Below is a pair of images, one of a broccoli plant that I did not get around to checking thoroughly the other day and which had a substantial number of herbivores eating their dinner on it. The second one is one that I cleaned off a couple of days ago. Please notice the acute difference in the health and glossiness of the leaves.
I realize that this method of organic pest control is way too labor intensive for a large operation, but it suits my purposes just fine. I find killing bugs is a wonderful antidote to any feelings of negativity I have, plus I find considerable amusement in meeting the members of the ecosystem that occupy my garden. A little mason bee took a break from its pollinating activities, visited me and helped himself to the potassium and sodium on my skin. That is the base of my thumb in the shot.
I also saw lots of little spiders. This one was busily hunting for the small harlequin beetles I missed, so I left her to her work.
I came inside to get my camera, because after I finished going through the whole patch, I picked the daily crop of cucumbers (one of which I have been munching on as I type this post). While I was searching the cucumber vines, I noticed the asparagus has decided to start a new little flush of stalks. I noticed that because the cucumbers have made it all the way across the path and have begun using the forest of old asparagus stalks as a new trellis.
So I picked a little asparagus, and while I was doing that I noticed a cucumber hanging amidst the asparagus patch that was so beautiful and surreal I just had to come in to get my camera. Once I got inside, I realized that I needed to cool off a bit, considering I was pretty much bathed in sweat.
Now I have cooled off a bit, and I shall go out to see if I can locate said surreal cucumber, and photograph it. I am not sure it will actually still be there, as we have developed a theory about cucumbers designed to help explain how a cucumber can possibly get to be six inches long when two people are combing through the patch, once in the morning and once in the evening, in a concerted effort to gather enough 1-2″ long baby cucumbers for a batch of sweet gherkins. Our theory involves alternate universes and multiple dimensions: we think the cucumbers go off into an alternate reality where time is speeded up radically, thereby becoming able to grow several inches in what appears in this dimension to be only a few hours. So, if our theory is correct, it is entirely possible that I will go out to the cucumber patch and not be able to locate the cucumber that sent me inside for the camera in the first place.
Back in a few. . .
It must have heard me coming and flipped back into this universe when I opened the garden gate, because it was still there where I left it.

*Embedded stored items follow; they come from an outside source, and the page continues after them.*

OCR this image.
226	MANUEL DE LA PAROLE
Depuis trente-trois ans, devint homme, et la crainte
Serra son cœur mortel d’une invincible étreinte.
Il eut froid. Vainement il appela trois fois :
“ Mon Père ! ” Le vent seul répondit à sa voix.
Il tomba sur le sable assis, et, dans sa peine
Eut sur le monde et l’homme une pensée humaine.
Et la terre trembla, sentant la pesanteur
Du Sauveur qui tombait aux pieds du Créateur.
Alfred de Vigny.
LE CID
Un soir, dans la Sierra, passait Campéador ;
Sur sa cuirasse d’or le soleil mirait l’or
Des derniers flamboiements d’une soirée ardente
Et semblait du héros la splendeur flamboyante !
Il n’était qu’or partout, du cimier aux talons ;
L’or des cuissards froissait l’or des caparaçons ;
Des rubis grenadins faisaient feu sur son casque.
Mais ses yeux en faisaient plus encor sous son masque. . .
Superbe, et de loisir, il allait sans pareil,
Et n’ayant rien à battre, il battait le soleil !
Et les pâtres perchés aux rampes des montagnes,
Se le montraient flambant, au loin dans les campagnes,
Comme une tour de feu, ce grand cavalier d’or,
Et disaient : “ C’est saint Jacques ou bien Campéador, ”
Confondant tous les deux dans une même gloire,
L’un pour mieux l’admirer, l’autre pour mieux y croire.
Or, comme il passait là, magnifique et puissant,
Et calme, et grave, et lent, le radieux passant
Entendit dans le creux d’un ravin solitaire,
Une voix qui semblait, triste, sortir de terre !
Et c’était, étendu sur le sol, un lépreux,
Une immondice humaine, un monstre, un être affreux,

Anyway, the Google search made me wonder what I would turn up if I googled my own name, and when I searched the nickname I generally go by I discovered that there is a singer in the SF Bay area that is a lot more important than I am, and some woman died someplace about four years ago, and that is also more important. Then I thought to search my formal name, and that was when I came across this abstract of an article which was published thirty two years ago in Estuarine and Coastal Marine Science, Volume 9, Issue 4:
Arene and alkane hydrocarbons in nearshore Beaufort Sea sediments
David G. Shaw, Douglas J. McIntosh and Eleanor R. Smith
You know, I remember writing that article for the journal at the behest of my boss. I can hardly believe that I actually wrote an article with such an arcane abstract; that I actually understood the subject well enough to write a journal article. There were others I wrote, one of which appeared in the Journal of Hydrocarbon Chemistry.
I was also required to present a paper based on that research at an oceanography conference held at the U of A. That article appears in Volume One of a report entitled “The Eastern Bering Sea Shelf: Oceanography and Resources”. All I really remember about that presentation was the acute stage fright I suffered when I got up to the rostrum to present, and the way I almost could not talk when the Q and A session began. But my boss, the David Shaw in the above list of authors, told me I did a great job.
Anyway, when I googled my name, that listing was fifth on the list of the Google “finds”, my Facebook page is 7th. I don’t think someone looking at those two google results would necessarily put those entries together as referring to one and same person.
Goodness, how life has changed and progressed in the interim.
It boggles the mind.
Very interesting information and great photos. Thanks for sharing.
Someplace. Google I think you can search for your name in newspapers. Might be interesting.
I liked the fact you ruminated in the brassica patch …..
I love the surreal cucumber! 🙂
Your garden and bug control look like a full-time job, one that i’m looking forward to getting back into when I go WWOOFing again in two weeks time. Happy Blogoversary by the way, I knew you had been blogging for 4 years because one of the Google search listings for your name is for the BBC h2g2 site dated Sept 23, 2006.
The flower garden will take as much time as we care to give it, but even when it is neglected it still looks good.
The vegetable garden is actually not as much work as it might seem. After 15 years of selective killing of bugs, we have a lot of beneficials out there that do much of the work. The broccoli is always a problem late in the summer, but it also acts as a “trap plant” in that it is very attractive to the herbivores, and so the bad guys are concentrated over there. Even though I spent an hour out there murdering bugs, there were still plenty of little caterpillars left for my wasp population. In the cucumbers, beans, carrots, tomatoes, peppers there are almost no bugs except the pollinators.
It is okay with me if there is a certain amount of time required for food production for the household. Every vegetable I take out of the garden is something I do not have to buy, and we get a lot of stuff to eat. Last year we hardly bought a single vegetable all winter. The big plus is I know EXACTLY what sort of chemicals are on my food: none.
What with the cold frames full of salad and all the things we put into the freezer, we were well supplied all winter long.
That was money we did not have to earn, which cuts back the number of hours spent doing boring work. Instead I get to play in the garden, take pictures, get good sun and exercise.
And I am walking lightly upon the earth as a consequence. It’s all good.
THAT’S a patch of asparagus? Are you sure it’s not a bamboo forest…?
And here I thought that asparagus was a nice, compact, easy vegetable…
Sometimes it gets 7 feet tall. Really.